Previously the director of graduate studies in health services at the University of Minnesota, Manning earned his Ph.D. in economics from Stanford in 1973 and then joined Harvard with appointments in the School of Public Health and the John F. Kennedy School of Government. But it was as a senior economist for the RAND Corporation in Santa Monica, California, from 1975 to 1988, that he made his mark as a lead researcher on RAND's Health Insurance Experiment, one of the largest federally funded social research projects ever conducted. For nearly a decade, the HIE team of some 30 researchers gauged how different insurance arrangements affected the health of 7,700 patients and their use of health-care services. For Manning, the ambitious project was "the chance of a lifetime." The team ultimately determined that patients tend to use more services the less they have to pay out-of-pocket, even though using more services does not typically affect overall health. The team's findings-and its reams of health-insurance data-steered insurers to the use of deductibles and copayments and continue to influence debates on health reform.

Later, Manning took up smoking research, challenged by a lunchtime debate with colleagues over whether they could better document the habit's costs than a rival Canadian team. Joking that he's "into vice," Manning says he is now looking at whether cigarette taxes play into teens' decisions to start smoking; whether price affects how much alcohol people drink; and if there's any connection between how much alcohol people drink and their status in the labor market.

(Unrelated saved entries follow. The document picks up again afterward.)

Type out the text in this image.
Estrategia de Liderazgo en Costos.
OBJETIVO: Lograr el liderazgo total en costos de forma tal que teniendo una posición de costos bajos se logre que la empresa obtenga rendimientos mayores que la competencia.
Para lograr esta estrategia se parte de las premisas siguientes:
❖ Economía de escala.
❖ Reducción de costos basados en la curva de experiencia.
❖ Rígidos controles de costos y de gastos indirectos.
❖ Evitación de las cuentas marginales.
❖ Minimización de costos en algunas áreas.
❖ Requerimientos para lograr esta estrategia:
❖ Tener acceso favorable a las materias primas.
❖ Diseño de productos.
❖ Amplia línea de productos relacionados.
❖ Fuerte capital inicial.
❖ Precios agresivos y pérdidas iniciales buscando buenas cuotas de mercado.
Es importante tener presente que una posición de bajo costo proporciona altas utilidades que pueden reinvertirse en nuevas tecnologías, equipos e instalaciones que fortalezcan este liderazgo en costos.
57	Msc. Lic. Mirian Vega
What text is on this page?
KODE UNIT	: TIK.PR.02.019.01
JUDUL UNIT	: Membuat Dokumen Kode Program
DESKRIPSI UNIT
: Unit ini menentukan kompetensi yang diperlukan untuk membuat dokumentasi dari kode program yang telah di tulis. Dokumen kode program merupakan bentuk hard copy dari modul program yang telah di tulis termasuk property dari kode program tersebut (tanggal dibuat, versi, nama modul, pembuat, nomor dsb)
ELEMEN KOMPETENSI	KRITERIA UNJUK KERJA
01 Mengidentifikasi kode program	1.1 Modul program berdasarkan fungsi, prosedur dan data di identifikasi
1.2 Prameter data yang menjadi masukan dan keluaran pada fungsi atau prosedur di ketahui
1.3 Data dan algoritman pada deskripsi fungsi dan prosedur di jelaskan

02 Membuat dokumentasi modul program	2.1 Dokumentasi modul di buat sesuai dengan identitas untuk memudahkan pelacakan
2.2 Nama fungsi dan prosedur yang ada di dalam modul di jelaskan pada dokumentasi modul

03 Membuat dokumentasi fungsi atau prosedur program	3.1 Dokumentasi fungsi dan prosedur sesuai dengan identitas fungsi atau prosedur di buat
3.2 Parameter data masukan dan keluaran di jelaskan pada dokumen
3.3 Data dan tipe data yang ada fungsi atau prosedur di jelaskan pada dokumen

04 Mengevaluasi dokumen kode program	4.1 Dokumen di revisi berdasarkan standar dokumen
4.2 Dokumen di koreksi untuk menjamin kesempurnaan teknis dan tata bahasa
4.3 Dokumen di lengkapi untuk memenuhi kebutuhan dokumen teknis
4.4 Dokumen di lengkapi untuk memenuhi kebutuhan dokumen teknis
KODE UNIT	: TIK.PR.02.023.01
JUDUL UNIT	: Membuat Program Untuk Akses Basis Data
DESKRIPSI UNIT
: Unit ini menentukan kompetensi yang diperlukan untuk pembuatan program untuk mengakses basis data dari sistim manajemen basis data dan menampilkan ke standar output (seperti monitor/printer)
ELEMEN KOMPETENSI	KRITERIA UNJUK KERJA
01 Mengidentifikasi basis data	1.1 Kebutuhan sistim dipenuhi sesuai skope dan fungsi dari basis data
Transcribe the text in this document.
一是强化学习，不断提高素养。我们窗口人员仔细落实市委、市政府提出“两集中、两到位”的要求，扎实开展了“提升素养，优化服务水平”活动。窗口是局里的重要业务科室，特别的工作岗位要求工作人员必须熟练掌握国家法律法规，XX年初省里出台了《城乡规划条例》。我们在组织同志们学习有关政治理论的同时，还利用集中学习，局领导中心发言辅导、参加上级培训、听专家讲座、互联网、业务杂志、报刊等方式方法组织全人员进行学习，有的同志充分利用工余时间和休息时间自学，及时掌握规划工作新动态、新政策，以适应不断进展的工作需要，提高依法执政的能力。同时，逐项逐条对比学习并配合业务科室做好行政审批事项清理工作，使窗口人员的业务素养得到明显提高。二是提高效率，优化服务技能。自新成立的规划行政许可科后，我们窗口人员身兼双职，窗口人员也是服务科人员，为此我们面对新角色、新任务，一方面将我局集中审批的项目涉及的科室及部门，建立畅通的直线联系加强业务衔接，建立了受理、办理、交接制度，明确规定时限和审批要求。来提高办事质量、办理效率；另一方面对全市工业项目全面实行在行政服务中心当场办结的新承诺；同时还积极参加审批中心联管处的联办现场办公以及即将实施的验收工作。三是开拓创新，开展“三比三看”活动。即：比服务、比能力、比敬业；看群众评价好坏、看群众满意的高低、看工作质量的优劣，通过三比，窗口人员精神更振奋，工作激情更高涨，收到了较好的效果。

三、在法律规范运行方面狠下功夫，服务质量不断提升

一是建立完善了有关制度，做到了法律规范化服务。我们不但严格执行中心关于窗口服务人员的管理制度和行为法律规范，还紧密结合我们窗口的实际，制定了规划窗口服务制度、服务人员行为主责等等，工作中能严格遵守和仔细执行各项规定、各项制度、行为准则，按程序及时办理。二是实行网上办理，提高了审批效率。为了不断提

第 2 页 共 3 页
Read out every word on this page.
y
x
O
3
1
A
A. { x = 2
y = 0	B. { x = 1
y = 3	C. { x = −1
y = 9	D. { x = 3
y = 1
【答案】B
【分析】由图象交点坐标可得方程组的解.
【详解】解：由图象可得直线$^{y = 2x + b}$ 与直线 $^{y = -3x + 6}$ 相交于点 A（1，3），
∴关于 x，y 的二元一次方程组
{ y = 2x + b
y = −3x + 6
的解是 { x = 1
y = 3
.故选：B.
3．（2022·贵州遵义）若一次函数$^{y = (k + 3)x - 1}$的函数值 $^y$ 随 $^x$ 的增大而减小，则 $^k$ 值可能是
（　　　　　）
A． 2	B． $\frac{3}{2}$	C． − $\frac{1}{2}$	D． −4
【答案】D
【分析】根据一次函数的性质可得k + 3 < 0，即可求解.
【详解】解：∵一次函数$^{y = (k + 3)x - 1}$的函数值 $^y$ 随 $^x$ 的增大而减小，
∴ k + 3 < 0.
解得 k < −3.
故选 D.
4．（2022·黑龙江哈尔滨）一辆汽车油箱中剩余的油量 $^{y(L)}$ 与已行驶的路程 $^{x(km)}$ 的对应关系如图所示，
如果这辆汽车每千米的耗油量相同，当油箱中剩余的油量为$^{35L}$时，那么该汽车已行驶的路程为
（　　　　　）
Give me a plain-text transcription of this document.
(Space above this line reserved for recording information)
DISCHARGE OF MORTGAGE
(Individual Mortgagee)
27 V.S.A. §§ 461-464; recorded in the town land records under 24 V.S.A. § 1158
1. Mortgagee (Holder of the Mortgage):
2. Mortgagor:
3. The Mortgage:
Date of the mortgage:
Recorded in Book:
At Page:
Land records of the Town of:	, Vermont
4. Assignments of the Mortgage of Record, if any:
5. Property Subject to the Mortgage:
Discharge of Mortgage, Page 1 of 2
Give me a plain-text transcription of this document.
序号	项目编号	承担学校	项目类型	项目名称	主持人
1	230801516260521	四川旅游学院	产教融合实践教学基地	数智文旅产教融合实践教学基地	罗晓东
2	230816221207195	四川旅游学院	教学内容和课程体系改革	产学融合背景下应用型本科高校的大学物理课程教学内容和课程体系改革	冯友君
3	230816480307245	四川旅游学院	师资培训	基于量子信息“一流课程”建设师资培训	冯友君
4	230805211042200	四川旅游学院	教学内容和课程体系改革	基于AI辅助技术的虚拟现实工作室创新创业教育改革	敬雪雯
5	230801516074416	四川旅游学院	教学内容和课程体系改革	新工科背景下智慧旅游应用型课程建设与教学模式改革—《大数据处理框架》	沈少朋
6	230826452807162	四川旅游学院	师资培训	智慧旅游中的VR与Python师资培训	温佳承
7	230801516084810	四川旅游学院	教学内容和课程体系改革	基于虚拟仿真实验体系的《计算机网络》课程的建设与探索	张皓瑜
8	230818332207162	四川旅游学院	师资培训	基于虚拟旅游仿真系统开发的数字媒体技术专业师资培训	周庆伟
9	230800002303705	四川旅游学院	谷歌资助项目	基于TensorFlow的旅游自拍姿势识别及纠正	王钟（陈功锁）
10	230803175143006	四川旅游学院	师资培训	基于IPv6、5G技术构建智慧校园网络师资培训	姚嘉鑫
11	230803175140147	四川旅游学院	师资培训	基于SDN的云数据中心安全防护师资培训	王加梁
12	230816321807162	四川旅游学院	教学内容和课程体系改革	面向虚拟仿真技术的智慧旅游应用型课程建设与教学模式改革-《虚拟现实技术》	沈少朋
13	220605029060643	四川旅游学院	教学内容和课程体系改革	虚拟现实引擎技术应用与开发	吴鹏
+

Manning has also crunched a lot of numbers related to services for the mentally ill, whom he calls a "vulnerable population too often treated as second-class citizens." Since 1991, he and other researchers from the Universities of Minnesota and Utah have been comparing the experiences of schizophrenic patients in Utah's new Medicaid managed-care program for mental-health services to those still in its traditional Medicaid program, which does not rely on the cost-containment policies of managed care. In an initial report sent last year to federal health regulators, Manning says, the team concluded that patients under managed care have not done as well as those in the traditional program. The researchers are still studying the cause of the disparity, which Manning speculates is the result of less care or less timely care. In the coming academic year, he hopes to get some related projects rolling on the effectiveness of existing treatment models for depression; the financing of mental-health services for children; and whether many people who qualify for disability remain employed. "It's not like we're going to run out of issues studying the organization and financing of health care," he notes.

As for whether any health-care legislation will come out of Washington this year, Manning doubts that major structural reforms are possible given the spread of special interests. He chalks up the recent debates over the rights of managed-care enrollees to election-year posturing. However, he does see a place for the curious academic in Capitol Hill debates. "So much of what goes on is based on anecdotes," he says, "whereas in research we can actually evaluate and assess whether programs work and do what their proponents claim."-C.S.